For James, a British dynamo with multiple solo albums under his belt, tenures with bands including Sacred Mother Tongue and Fields of the Nephilim, and a flourishing guitar academy, his seamless addition to the Fiver Finger Death Punch family is as undeniable as his face-melting riffs and blistering tones. But for someone so insanely comfortable onstage strapped to a guitar, we can actually thank Guns N Roses and James’ own brother for stealing the insatiable new addition to the 5FDP world away from the piano at a young age.
“When I was younger, I started playing piano and stuff like that only because we had one in the house,” muses James. “I think it was my grandmother’s old piano and I just used to play on that. And I dunno, music sort of made sense in a way that I could sort of sit down and realise that this melody or notes would follow that kind of note, and I’d know if something was outta tune or wasn’t quite right. I suppose in that sort of infancy, I already kind of understood a little bit about that kind of thing. But it wasn’t until I was about 12 years old or whatever, I was taking piano lessons, but there were guitars knocking around and I suddenly just picked one up. I was listening to lots of Guns N Roses and stuff at the time, so I was trying to get my head around some of that. But yeah, it took a bit of convincing because my dad was paying for piano lessons and was just thinking I would be wasting my life if I played guitar. But then it was my brother who said to him: look, why don’t you just let him, you know, try the guitar and see how it pans out. And then if he sticks at it or whatever, then maybe just help him get a proper guitar. I had like this sort of cheap Fender thing, it wasn’t even a real Fender, it was a cheap Argos guitar, which is from this store that we have in the UK, it’s like a generic place where you can buy literally everything, and sometimes they sell guitars and stuff. But, yeah, I just kind of stuck with it and that’s it really! But everything else kind of fell by the wayside, I didn’t do sport anymore, I didn’t really apply myself in school, all of that, because the only thing I really wanted to do was just play an instrument. I just sort of stuck with it and that was around the age of 12. I’m 41 now so … do the math,” James laughs.

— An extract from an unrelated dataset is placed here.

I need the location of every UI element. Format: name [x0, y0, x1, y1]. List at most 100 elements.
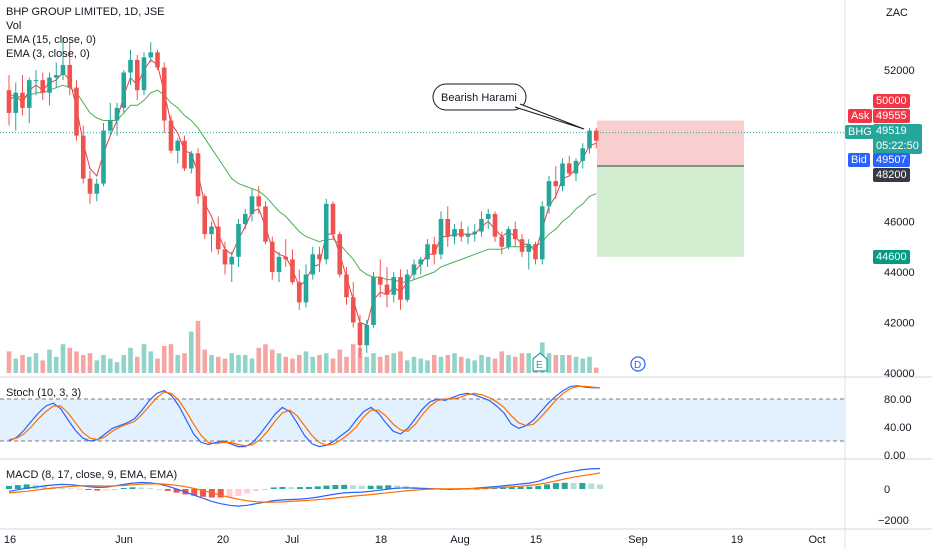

With all eyes on the release of AfterLife, what are the odds we might get Five Finger Death Punch down under to christen the new album?
“If we ever do get over there, it’ll be my first time anyway, so that would be fairly exciting,” James enthuses.
But, being a Brit, it’s suggested that he perhaps avoids visiting in full-blown Aussie summer; or if he does visit in the hotter months, to pack some shorts for playing onstage.
“I don’t wanna subject anyone to that. No one,” James laughs.